As you struggle up the mountain, do look out for porters laden with 14 kilogram gas cylinder tanks. Some wear slippers and most have jury-rigged harnesses (some made of rice sacks) piled high with supplies. The porters scale the 6.5km distance between Timpohon Gate and Laban Rata resthouse several times a day on supply runs and can easily outpace better-equipped climbers who are unfamiliar with the trail.

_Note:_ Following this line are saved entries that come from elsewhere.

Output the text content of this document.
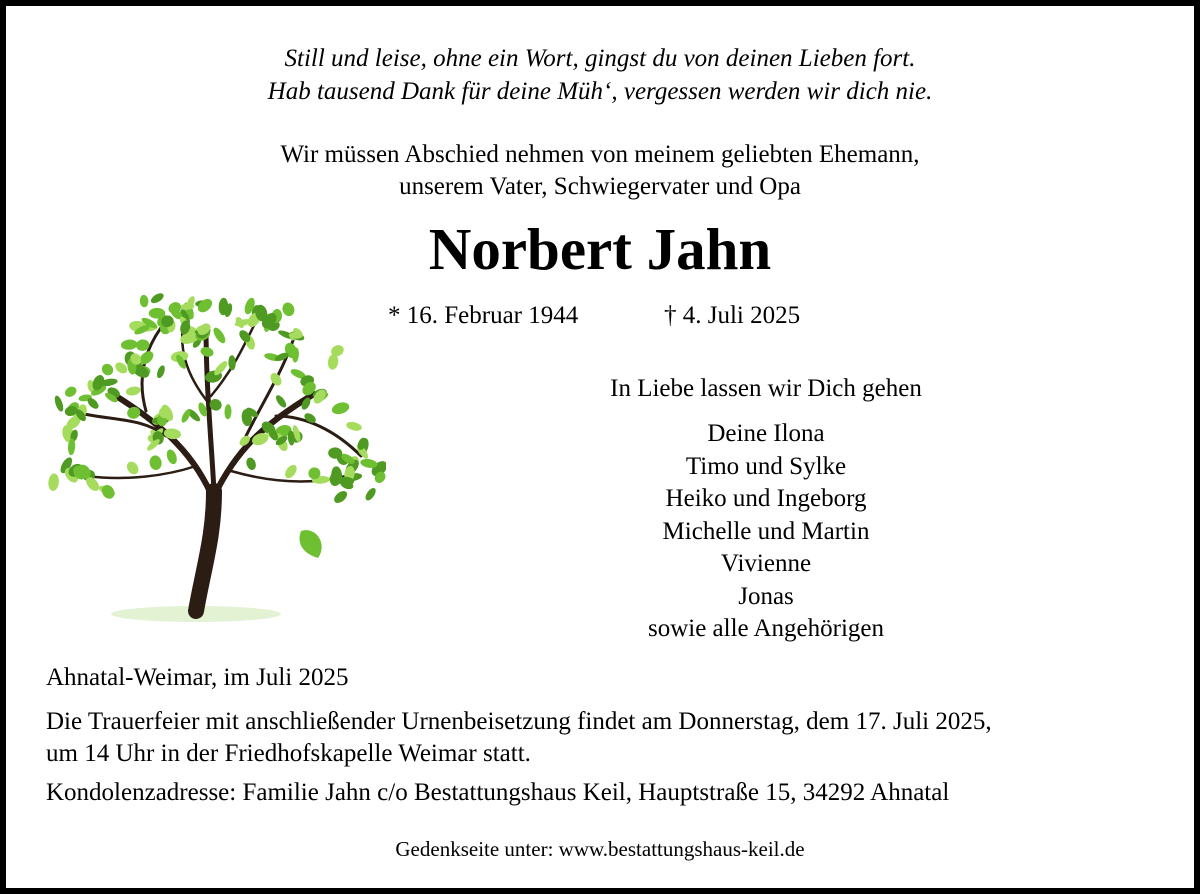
Still und leise, ohne ein Wort, gingst du von deinen Lieben fort.
Hab tausend Dank für deine Müh‘, vergessen werden wir dich nie.
Wir müssen Abschied nehmen von meinem geliebten Ehemann,
unserem Vater, Schwiegervater und Opa
Norbert Jahn
* 16. Februar 1944	† 4. Juli 2025
In Liebe lassen wir Dich gehen
Deine Ilona
Timo und Sylke
Heiko und Ingeborg
Michelle und Martin
Vivienne
Jonas
sowie alle Angehörigen
Ahnatal-Weimar, im Juli 2025
Die Trauerfeier mit anschließender Urnenbeisetzung findet am Donnerstag, dem 17. Juli 2025,
um 14 Uhr in der Friedhofskapelle Weimar statt.
Kondolenzadresse: Familie Jahn c/o Bestattungshaus Keil, Hauptstraße 15, 34292 Ahnatal
Gedenkseite unter: www.bestattungshaus-keil.de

Once you complete the strenuous hike up to 11,000ft, you might have enough energy to do the only via ferrata ("iron road", a set of cables and ladders bolted to the mountain)  to be found in Asia, which happens to be the world's highest. It is still relatively unknown so take the opportunity to do it without a crowd of people pushing you. There are 3 different paths to take on the via ferrata, with times ranging from 4-5 hours for the longest to 2-3 for the shortest. Keep your travel plans in mind when booking the via ferrata and after-mountain activities, as this time is added to the 4-5 hours it takes to descend the mountain on the second day of hiking.
For the more advenurous and physically fit, there is also an option to climb to the summit and down in one day. This is not widely publicised - presumably to maintain patronage at the expensive mountain huts. To arrange this, you should speak to the park ranger at the park office - turning up in person is generally more effective, so that the ranger can see that are serious and is less likley to fob you off than if you were to enquire by phone. The one day climb is more weather dependend than the two day option, and there are set time limits for each stage of the climb which must be met, otherwise the rules say you will be turned around (it's not clear whether this actually happends, but be aware that the time limits would require you to climb at a reasonable pace). You will be required to hire a guide. You can expect to start at 0730 and will be required to come down by 1730 before the Timpohon Gate is locked. Because the one day climb will bring you to the summit well after sunrise, you should consider the sesonal weather patterns - at times, the mountain top clouds over shortly after sunrise and you may not get a view from the summit. The climb to the summit is almost 2300m, and the one day climb is physically tough. Nevertheless, it is achievable, and during the Mt Kinabalu Climbathon top runners complete this route in under 2 hours 40 mintues.